Perfect summation of my feelings. :-)
Pretty good article, but it is STILL obvious from this discussion that the Democrats are delusional, as Gergen pointed out, about the need to "tweak" instead of overhaul. Also, the bit about red vs blue states should be put to rest, anyone want to write a decent essay about the counties, if not the individual voters...
"And they went for Kerry by nine points in an election in which the country as a whole went for the other side by three points. That's the biggest difference between youth and the country as a whole that we've seen in the last four elections -- even greater than in 1996, when Bill Clinton carried the youth by nineteen points and carried the country as a whole by eight points. I think there's real potential there for the future."
A nine point Dem. margin is p-poor, imho. It was great to see young conservatives step up.
Let's see! Oh! Yeah. I read it in the prestigious Rolling Stone. N O T ! David Gergen? Sonny Tufts? Aren't they both dead?
Desperate acts of desperate people. Expect more of this dreck as failed Liberals exhibit their post election hierarchy of failure responses.
Hugh point. The red state/blue state focus will and should move in the future to red counties/blue counties. Even more specifically, red cities/blue cities.
but who made the war in Iraq unpopular? Not the soldiers who are fighting there or their families. It's the elitists in the "Main Stream Media" whose abhorrence of war under virtually any circumstances have shaped that opinion by their coverage, their photos, the opinion pieces. If coverage of the war had been less biased, it would not be unpopular.

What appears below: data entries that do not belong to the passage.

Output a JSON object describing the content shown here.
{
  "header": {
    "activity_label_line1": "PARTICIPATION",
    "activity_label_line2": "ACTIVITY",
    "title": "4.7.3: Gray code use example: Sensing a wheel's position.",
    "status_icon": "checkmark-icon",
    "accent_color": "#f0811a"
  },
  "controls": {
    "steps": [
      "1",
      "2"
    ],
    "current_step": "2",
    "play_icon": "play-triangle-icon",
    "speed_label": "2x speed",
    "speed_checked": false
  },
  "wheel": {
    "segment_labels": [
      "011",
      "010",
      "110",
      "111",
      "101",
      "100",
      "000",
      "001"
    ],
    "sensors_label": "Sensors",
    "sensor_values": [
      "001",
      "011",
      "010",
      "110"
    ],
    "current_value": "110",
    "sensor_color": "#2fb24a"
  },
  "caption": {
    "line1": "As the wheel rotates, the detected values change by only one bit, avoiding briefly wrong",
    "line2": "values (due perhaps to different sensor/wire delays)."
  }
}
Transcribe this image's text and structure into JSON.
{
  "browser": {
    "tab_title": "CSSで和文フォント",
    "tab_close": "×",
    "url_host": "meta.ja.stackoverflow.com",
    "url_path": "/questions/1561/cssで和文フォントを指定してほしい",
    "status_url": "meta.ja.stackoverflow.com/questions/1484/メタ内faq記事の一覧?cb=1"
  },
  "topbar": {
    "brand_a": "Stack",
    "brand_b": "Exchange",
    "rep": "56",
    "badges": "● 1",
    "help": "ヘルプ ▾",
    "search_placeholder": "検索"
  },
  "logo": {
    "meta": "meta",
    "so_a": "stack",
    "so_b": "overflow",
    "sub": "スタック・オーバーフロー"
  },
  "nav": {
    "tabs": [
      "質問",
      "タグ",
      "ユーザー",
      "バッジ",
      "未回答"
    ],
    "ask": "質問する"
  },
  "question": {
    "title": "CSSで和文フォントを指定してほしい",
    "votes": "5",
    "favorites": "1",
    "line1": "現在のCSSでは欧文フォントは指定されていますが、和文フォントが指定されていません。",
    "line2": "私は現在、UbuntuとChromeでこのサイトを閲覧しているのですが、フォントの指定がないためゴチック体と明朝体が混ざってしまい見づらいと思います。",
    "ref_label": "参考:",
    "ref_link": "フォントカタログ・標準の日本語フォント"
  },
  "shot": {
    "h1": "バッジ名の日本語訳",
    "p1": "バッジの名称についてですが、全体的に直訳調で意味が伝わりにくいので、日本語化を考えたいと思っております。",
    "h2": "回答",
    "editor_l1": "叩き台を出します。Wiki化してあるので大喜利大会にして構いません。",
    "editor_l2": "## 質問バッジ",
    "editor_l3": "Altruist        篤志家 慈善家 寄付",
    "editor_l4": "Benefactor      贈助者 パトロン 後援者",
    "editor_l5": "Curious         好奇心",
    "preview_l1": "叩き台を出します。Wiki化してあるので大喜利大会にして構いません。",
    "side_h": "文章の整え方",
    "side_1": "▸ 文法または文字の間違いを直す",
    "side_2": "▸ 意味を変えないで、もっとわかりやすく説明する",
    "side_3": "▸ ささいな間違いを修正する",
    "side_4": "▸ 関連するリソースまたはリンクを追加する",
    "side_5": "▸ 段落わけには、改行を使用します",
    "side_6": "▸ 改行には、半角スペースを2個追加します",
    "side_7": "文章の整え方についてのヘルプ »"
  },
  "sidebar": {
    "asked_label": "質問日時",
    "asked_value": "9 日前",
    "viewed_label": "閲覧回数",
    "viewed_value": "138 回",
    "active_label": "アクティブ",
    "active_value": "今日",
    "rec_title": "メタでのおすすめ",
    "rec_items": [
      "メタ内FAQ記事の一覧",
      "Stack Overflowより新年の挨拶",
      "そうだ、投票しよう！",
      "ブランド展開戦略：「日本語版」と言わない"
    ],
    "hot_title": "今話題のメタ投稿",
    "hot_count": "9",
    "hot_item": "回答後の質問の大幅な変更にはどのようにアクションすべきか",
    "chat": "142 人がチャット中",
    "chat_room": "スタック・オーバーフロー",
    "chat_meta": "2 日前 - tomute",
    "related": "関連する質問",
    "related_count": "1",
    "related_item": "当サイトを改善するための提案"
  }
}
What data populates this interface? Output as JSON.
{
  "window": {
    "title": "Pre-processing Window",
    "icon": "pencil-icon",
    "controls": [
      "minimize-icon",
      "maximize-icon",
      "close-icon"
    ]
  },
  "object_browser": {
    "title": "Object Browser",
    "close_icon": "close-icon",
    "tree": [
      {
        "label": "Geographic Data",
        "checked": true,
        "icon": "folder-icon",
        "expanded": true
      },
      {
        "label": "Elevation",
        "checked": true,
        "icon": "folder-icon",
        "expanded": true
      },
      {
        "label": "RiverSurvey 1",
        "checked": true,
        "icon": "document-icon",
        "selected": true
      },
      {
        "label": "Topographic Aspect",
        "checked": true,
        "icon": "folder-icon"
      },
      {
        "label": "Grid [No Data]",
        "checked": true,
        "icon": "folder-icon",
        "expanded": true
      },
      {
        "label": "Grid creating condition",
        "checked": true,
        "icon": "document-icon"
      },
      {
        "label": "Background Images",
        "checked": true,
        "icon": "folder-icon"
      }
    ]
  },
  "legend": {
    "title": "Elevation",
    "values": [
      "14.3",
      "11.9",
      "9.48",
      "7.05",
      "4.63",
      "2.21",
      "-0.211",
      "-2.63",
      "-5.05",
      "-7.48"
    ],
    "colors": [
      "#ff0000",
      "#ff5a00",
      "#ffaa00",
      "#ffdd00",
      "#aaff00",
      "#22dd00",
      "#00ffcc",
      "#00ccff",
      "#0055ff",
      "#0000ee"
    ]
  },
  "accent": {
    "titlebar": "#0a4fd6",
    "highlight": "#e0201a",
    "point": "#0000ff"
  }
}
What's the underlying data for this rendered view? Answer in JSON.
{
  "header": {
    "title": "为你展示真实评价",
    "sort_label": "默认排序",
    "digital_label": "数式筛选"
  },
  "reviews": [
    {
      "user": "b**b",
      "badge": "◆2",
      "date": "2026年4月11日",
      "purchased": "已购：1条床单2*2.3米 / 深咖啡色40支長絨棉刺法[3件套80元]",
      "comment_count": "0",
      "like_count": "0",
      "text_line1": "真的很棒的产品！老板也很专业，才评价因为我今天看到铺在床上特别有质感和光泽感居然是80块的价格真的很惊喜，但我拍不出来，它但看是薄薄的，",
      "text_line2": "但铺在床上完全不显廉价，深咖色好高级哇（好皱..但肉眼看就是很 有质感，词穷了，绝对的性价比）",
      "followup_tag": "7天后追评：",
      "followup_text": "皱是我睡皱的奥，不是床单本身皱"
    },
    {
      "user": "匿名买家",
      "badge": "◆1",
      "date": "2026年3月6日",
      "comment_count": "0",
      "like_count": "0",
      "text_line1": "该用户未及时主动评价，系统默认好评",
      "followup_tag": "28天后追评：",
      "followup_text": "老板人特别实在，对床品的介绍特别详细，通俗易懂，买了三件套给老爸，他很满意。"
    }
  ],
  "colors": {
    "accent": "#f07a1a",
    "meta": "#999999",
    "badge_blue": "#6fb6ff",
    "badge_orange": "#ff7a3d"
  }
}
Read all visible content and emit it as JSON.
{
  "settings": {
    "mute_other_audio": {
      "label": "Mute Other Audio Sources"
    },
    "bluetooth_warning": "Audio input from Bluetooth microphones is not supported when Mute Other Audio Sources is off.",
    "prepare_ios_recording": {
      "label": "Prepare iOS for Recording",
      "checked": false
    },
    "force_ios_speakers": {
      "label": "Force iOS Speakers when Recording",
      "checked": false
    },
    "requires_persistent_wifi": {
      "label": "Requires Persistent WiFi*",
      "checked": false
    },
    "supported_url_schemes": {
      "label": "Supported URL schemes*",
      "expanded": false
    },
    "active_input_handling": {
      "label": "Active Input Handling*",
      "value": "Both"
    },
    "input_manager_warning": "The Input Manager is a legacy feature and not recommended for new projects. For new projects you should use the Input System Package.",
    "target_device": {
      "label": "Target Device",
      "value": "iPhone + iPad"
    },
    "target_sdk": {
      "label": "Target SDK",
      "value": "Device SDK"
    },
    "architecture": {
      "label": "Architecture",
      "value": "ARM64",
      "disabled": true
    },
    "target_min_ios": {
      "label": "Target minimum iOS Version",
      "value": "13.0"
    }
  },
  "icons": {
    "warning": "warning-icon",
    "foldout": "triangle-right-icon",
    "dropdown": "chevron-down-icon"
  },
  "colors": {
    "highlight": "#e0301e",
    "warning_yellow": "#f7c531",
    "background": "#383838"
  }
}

I read the entire article and the comments of Peter Hart, a longtime Democrat pollster, clearly belie the intro of him as a non-partisan. But that's ROlling Stone for you. At least Hart isn't Peter Fenn or Bob Beckel. He is from a more rational era in the Dem party.
Wenner printed this stuff because it promotes myths about the electorate that he favors.
The one thing they haven't even touched (they came close, but no cigar) is the fact that middle America has noticed that the democrats are the party of the rich. They keep talking about "tax breaks for the rich" and yet see for themselves that all the rich folks are the ones screaming about it. They've figured out that the rich are NOT the ones getting the breaks, it's the guy in the middle, the one who is your employer who is going to get soaked. The filthy rich remain filthy rich. When Teresa Kerry pays 12% taxes it tells you all you need to know. Let's go for the national sales tax and see what happens.